Is the name Andre Geim familiar to you?  If you are in science, you know him because he just won the 2010 Nobel Prize in Physics for his work on graphene with Konstantin Novoselov at the University of Manchester.

If you instead like to make fun of science, you may know Geim because he received an Ig Nobel prize for levitating a frog with magnets.  No, really, here is his paper Of flying frogs and levitrons.   He probably took the Ig Nobel in stride and had a good time at the dinner, since he said he wasn't even aware it was Nobel season before he got the call that he was the newest Nobel laureate in Nobel's most prestigious category.

'Gecko tape', diamagnetic levitation and graphene?   This is a creative guy.  In 2001 he co-authored a research paper with his hamster - so he is a little wacky too.

See the frog hover here, thanks to Geim and Sir Michael Berry:




The Ig Nobels are no strangers to Nobels, it turns out.  As Improbable.com cleverly notes, at the 2000 Ig Nobel award dinner, Harvard physics professor Roy Glauber was sitting next to Geim and five years later he won a Nobel in physics.

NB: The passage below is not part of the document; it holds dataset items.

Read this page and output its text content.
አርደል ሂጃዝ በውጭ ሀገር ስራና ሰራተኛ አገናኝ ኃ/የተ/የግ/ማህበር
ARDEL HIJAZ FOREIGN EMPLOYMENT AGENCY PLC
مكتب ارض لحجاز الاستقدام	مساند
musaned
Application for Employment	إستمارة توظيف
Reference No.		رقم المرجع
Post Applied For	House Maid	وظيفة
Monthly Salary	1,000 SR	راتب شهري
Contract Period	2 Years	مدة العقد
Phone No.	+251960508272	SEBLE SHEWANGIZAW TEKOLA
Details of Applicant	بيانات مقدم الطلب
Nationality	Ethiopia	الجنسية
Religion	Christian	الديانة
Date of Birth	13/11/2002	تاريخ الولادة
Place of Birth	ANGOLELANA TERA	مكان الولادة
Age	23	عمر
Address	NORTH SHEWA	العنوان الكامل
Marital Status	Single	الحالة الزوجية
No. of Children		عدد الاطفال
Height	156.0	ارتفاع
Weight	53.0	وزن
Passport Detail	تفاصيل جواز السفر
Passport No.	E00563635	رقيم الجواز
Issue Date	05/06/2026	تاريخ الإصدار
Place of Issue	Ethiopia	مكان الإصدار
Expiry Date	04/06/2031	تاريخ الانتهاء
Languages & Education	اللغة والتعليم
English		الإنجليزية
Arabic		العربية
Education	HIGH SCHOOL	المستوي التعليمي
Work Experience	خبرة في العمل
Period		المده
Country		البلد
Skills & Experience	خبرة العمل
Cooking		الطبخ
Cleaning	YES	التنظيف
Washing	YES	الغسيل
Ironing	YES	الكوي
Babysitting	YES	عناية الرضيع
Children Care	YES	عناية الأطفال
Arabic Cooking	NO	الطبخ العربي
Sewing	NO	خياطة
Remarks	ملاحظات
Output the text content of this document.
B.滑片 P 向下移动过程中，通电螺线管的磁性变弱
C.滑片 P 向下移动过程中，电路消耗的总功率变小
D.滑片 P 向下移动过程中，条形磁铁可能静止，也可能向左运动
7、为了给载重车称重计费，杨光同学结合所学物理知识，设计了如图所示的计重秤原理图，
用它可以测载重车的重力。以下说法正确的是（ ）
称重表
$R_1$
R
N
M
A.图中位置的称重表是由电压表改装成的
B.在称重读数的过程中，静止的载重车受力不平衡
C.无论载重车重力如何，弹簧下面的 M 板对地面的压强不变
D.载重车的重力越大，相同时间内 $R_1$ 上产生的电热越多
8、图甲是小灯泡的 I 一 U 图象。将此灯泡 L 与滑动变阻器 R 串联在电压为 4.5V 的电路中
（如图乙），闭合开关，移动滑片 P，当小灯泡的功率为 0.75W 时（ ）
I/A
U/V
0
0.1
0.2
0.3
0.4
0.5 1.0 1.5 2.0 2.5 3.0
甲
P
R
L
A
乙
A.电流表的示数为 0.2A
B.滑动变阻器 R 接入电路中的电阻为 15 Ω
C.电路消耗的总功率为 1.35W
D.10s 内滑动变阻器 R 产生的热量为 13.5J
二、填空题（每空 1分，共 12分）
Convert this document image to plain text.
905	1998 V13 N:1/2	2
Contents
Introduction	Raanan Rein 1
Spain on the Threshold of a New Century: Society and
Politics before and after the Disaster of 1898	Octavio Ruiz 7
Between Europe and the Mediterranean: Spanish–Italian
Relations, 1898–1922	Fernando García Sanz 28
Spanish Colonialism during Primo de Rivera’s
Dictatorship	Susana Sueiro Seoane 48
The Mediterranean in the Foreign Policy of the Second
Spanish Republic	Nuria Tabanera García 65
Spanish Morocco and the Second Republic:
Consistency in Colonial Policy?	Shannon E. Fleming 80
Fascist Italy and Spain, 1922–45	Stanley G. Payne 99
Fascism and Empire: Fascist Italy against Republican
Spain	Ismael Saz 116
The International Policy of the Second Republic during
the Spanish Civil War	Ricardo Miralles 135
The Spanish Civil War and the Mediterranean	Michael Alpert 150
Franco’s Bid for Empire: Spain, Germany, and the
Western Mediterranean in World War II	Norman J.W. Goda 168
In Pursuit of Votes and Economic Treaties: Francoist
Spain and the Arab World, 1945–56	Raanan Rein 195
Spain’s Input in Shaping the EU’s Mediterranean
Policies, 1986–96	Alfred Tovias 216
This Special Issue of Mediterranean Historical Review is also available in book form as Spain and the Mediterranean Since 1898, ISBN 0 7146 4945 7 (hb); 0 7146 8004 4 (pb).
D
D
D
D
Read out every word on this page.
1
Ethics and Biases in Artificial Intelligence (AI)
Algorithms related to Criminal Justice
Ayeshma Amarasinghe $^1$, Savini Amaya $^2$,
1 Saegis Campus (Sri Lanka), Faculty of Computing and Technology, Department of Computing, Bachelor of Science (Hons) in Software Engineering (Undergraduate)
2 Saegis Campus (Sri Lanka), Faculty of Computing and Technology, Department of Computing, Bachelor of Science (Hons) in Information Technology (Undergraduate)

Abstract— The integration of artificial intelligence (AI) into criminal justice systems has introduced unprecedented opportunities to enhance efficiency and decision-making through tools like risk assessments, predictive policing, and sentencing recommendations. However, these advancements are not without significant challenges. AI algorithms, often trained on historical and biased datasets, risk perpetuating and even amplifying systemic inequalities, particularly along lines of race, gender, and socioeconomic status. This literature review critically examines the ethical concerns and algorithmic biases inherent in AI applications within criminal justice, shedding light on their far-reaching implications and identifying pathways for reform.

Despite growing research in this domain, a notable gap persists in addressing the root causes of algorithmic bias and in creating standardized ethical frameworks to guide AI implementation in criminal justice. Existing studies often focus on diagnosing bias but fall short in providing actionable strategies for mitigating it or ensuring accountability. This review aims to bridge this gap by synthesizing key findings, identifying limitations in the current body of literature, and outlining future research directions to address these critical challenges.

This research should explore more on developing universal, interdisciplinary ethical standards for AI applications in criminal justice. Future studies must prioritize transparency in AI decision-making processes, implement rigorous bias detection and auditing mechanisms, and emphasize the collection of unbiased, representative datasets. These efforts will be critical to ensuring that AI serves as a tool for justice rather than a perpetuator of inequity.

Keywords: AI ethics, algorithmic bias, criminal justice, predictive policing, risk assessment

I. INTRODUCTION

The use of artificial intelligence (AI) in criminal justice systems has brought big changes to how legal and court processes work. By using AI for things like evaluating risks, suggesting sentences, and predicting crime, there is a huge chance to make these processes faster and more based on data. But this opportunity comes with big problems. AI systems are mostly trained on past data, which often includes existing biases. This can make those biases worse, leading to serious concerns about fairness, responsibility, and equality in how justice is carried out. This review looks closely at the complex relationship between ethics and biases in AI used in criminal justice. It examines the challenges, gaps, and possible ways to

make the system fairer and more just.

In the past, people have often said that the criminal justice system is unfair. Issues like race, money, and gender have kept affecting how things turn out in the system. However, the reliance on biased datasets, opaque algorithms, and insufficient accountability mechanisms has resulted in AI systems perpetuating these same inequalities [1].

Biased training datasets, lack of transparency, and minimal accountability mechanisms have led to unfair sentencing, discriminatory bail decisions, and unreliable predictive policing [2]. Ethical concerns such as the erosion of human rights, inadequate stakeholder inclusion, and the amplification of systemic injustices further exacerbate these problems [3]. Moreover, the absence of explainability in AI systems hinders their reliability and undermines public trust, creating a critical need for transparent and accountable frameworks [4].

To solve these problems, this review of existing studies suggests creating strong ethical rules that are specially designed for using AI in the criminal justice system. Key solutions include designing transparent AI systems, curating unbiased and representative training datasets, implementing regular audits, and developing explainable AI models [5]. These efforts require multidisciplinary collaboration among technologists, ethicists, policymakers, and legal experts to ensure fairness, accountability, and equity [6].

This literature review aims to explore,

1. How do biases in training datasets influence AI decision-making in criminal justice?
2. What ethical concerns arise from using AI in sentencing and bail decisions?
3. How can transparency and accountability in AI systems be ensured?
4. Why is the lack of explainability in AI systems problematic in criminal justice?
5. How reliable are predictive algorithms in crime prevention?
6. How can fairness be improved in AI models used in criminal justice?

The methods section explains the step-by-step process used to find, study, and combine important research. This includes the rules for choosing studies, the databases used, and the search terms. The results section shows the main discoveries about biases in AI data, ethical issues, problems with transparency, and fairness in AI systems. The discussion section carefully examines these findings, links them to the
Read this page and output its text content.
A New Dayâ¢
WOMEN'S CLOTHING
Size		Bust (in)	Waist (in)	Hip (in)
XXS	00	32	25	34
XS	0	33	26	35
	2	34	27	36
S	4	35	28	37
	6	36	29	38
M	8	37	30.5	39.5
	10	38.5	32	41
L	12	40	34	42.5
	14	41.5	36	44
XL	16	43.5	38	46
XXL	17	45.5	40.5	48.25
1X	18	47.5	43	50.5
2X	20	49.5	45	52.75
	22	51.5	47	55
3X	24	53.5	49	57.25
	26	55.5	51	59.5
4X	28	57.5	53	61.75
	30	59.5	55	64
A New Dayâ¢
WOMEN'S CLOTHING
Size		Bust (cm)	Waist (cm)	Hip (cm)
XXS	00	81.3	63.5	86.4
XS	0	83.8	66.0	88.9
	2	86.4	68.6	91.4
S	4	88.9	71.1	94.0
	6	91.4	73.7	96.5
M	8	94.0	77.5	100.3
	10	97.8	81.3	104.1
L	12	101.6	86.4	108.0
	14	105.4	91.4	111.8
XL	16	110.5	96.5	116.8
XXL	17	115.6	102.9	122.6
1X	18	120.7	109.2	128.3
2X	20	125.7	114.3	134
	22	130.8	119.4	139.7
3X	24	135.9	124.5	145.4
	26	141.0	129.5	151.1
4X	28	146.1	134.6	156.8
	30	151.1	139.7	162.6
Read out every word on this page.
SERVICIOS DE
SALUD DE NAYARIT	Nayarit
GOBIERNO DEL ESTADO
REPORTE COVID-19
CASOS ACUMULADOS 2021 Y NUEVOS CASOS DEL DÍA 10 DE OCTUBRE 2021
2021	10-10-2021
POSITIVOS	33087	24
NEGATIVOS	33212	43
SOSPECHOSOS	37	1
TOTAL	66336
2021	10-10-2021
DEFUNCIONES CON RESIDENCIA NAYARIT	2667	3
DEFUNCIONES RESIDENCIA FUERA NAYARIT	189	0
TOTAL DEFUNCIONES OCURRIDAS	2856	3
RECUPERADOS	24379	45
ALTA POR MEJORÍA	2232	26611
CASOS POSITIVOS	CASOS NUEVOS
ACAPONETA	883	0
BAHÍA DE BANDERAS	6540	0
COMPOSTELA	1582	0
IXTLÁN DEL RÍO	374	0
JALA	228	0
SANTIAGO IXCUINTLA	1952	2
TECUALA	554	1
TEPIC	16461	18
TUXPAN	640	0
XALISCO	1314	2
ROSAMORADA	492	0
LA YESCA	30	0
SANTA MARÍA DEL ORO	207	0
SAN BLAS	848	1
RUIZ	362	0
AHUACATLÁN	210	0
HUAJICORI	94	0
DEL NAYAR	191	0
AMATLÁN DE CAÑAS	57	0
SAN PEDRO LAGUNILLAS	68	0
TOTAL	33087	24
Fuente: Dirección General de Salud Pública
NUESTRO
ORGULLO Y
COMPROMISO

Lesson; maybe if you want to win a Nobel some day, you need to be a little wacky along the way - or have dinner with Andre Geim.   Levitating frogs and extracting graphene using a pencil and Scotch tape doesn't sound like Nobel material at first glance but it's certainly distinct, and the ability to make a one-square-meter cat hammock for an 8 lb. feline, that weighs less than a whisker, certainly makes him a favorite.